Current. Many things are trying to impose potential difference across those resistors, and you need to work with currents that those devices are easily able to supply. This places a lower limit on resistances, and favours larger values over small. Where op-amps are concerned, their input requirements must also be considered. They may sink/source some small current too, and resistances must be chosen to keep signal currents appreciably larger than this, to avoid compromising op-amp behaviour. That places an upper limit on resistances you use in the op-amp's periphery.
Interference. Unwanted currents will be induced in every path of your circuit, from various sources. They can arise from changing magnetic fields nearby, or from capacitive coupling to nearby mains wiring, or due to radio signals being picked up like an antenna, among others. These changing/oscillating currents may be small, but if they pass through a large resistance, that resistance will develop a significant potential difference according to Ohm,'s law \$V=I\times R\$. To mitigate this, we usually aim to keep resistances as small as possible.
Noise. Every component in a system introduces thermal noise, including resistors. Sadly, this noise increases with the resistance, and if noise is a big concern, then again you would favour small resistances.
In other words, your choice of resistance values is always a balancing act, to satisfy the requirements of your circuit in terms of power, current ability of various elements, noise and immunity to interference.
As an example, take a typical inverting op-amp configuration (OA2, R1, R2), whose input is provided by a prior op-amp stage (OA1):
simulate this circuit – Schematic created using CircuitLab
Here OA1 is applying +5V at its output, and the inverting amplifier of gain \$-\frac{R_2}{R_1} = -2\$ should therefore produce an output of −10V. Let's calculate the corresponding input and output currents \$I_{IN}\$ and \$I_{OUT}\$, using Ohm's law:
$$ I_{IN} = \frac{(+5V)-(0V)}{100\Omega} = 50mA $$
$$ I_{OUT} = \frac{(0V)-(-10V)}{200\Omega} = 50mA $$
Considering that the largest current most op-amps are able to source or sink is about 10mA, clearly the outputs of both OA1 and OA2 are overloaded.

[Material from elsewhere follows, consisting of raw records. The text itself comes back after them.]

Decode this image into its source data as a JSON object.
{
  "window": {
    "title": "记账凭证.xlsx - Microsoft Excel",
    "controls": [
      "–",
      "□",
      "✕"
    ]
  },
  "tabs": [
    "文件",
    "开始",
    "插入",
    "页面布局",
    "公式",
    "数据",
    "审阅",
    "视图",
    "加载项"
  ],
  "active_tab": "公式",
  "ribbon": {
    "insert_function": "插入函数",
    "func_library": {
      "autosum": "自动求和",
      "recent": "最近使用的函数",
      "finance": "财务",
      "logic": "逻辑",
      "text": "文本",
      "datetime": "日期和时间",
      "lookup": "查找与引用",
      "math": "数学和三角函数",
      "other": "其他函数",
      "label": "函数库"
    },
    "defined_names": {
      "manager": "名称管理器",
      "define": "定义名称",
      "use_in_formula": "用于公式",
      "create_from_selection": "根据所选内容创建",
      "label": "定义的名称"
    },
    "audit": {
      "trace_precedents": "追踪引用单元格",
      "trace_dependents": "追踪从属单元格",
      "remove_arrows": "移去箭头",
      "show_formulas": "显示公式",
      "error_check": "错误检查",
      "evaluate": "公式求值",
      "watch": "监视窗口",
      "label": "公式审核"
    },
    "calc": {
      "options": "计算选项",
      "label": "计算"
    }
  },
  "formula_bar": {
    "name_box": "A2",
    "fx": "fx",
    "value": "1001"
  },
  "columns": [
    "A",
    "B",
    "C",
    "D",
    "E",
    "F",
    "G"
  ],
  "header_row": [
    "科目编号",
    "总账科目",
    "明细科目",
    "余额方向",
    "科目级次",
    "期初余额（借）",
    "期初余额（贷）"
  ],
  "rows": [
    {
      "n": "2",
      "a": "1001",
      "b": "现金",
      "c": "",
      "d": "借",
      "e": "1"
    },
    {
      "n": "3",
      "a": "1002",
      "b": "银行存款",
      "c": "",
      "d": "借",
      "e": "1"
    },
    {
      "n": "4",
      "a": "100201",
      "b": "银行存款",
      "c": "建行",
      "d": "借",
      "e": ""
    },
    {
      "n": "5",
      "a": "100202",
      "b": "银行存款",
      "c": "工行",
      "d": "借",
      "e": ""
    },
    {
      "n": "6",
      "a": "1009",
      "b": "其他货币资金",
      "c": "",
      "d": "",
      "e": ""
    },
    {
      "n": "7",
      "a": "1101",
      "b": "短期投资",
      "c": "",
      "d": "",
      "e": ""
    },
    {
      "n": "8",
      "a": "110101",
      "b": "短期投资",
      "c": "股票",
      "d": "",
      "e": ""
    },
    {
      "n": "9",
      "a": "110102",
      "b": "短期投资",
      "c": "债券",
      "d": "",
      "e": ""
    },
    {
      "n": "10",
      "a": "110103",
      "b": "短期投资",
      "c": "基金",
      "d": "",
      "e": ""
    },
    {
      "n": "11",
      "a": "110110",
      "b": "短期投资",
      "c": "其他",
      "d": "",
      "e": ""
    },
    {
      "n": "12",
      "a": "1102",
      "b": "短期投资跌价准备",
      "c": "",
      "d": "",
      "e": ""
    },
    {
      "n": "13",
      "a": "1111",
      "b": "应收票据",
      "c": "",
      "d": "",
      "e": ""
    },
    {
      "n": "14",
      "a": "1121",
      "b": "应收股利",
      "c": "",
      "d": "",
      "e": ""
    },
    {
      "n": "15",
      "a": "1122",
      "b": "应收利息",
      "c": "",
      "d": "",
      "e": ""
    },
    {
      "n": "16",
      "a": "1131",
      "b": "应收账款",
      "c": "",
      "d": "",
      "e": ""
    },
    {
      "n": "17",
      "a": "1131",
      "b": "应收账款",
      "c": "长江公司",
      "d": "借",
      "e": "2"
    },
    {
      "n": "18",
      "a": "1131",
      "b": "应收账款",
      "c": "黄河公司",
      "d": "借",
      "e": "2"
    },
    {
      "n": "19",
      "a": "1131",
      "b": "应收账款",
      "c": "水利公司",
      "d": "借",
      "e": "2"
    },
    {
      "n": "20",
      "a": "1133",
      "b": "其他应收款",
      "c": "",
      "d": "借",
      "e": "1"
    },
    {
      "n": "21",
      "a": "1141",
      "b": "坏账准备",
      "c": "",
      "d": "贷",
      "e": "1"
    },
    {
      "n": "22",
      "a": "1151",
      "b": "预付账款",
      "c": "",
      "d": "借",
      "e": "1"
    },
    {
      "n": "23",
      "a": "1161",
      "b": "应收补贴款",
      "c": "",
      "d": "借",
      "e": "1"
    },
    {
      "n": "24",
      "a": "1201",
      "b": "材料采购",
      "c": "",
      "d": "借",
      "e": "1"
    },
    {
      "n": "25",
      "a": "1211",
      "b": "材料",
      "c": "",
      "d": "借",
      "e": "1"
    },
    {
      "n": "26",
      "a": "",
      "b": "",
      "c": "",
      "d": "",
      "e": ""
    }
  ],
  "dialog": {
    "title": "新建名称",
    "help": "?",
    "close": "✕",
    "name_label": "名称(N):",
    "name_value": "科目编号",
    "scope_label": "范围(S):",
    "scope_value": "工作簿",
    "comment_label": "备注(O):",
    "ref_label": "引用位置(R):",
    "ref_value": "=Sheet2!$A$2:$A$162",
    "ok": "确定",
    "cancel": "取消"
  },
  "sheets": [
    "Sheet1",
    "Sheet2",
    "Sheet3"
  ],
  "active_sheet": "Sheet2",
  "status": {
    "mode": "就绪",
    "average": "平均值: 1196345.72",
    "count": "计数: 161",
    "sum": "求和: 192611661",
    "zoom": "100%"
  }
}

The voltages we expect to be present in this design will not be achieved, because the op-amps are simply unable to comply.
If R1 and R2 are increased by, say, a factor of ten (1kΩ and 2kΩ respectively), then the currents involved are reduced by that same factor, to 5mA, which is within the capabilities of the op-amps, and will work just fine.
You could argue that increasing R1 and R2 by a factor of 10000 (to 1MΩ and 2MΩ) would also work, but then noise and interference become significant. Worse, \$I_{IN}\$ becomes so small that it is comparable with the op-amp's own input current (0.1μA in my example above):
$$ I_{IN} = \frac{(+5V)-(0V)}{1M\Omega} = 5\mu A $$
The closer \$I_{IN}\$ becomes to 0.1μA, the less "ideal" the behaviour of the system, and the less linear the relationship between input and output potentials.
Megohms is too much, hundreds-of-ohms is too little, and so here you would be considering values in the kilohms to hundreds of kilohms range. If this circuit is to be battery powered, then the higher end of this spectrum is better. If power supply isn't an issue, then the lower the better, kilohms is fine.
It just so happens that currents we tend to work with in signal-level systems like this are often in the tens of microamps to tens of milliamps range, and the voltages are usually just a few volts. Using Ohm's law alone, you can see that these conditions correspond to typical resistances in such typical applications, in the kilohms.